MA Task Force Calls for Increased Nonprofit Disclosure

Salem News (1/4): “Under current law, nonprofits that support candidates and causes must disclose how much they spend, where it’s spent and for what purpose. But they don’t have to say who gave the money. They’re only required to identify the top five donors of money spent on TV, print or radio advertising.

“Requiring similar disclosures for other kinds of political advertising was one of several proposed changes to state campaign finance laws approved by a seven-member task force headed by Michael Sullivan, director of the state Office of Campaign and Political Finance.”


MA Legislative Taskforce Considers Requiring Disclosure from Nonprofits

Gloucester Times: “Government watchdogs want the state to force nonprofits that raise and spend money in political campaigns to disclose the sources of their cash..

“The proposal is one of several being considered by a task force that is reviewing campaign finance laws amid concerns about so-called ‘dark money’ hidden from public view.

“’It’s a significant problem, both at the federal and state level, that organizations whose real purpose is to make electioneering communications do not have to disclose their donors,’ said Pam Wilmot, executive director of Common Cause of Massachusetts and member of the task force created by the Legislature. ‘These expenditures should be disclosed to the public.’

“The nonprofit organizations — many of which are designated as 501 (c)(4) groups — don’t pay state or federal taxes. They collectively have spent more than $8 million in Massachusetts since the 2010 elections on ‘voter education,’ according to the state Office of Campaign and Political Finance.”
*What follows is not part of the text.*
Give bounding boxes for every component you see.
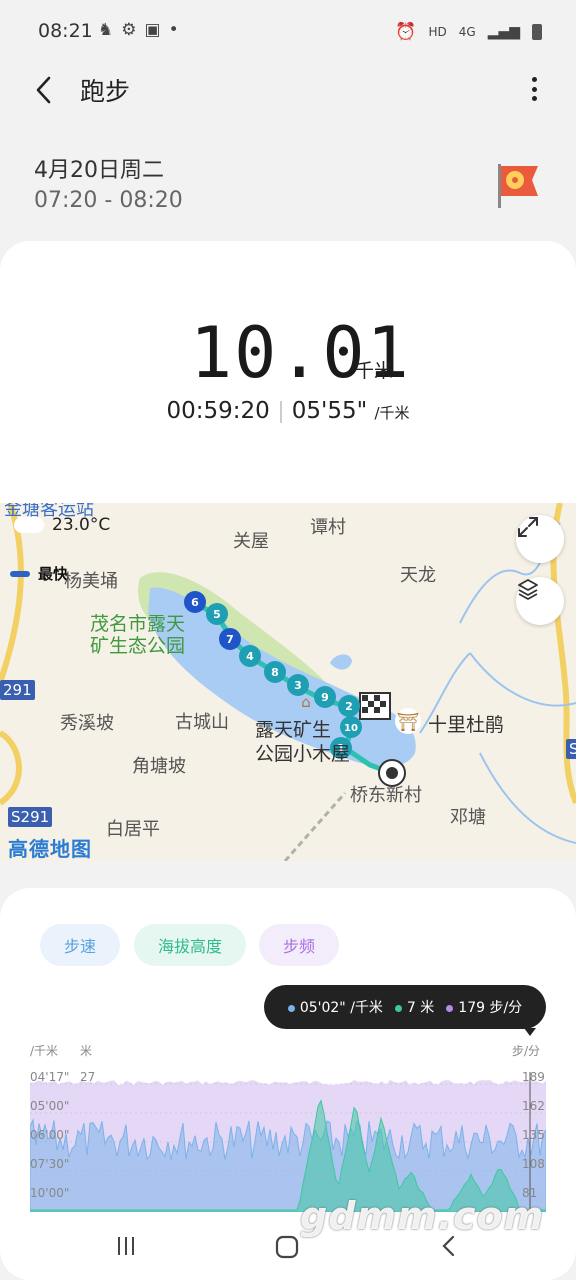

MA Editorial Joins Gov’s Call for Capping Contributions by Campaign, Calls for Further Limits on Money

Enterprise News: “There’s a reason Massachusetts campaigns begin 14 months before Election Day. Unlike federal laws, which limit donations by election cycle, state law goes by the calendar year. That encourages campaigns to get donors to give the maximum amount the year before the election, then go after them again the next year. It also means that, for incumbents especially, the pursuit of campaign contributions goes on year in and year out.

“Baker has proposed removing the incentive to squeeze campaign donors early and often. He has called for capping individual contributions at $1,000 for the primary campaign and $1,000 for the general election.”

Editorial also supports Baker’s proposal to change the primary calendar and calls for changing municipal election days to the general election.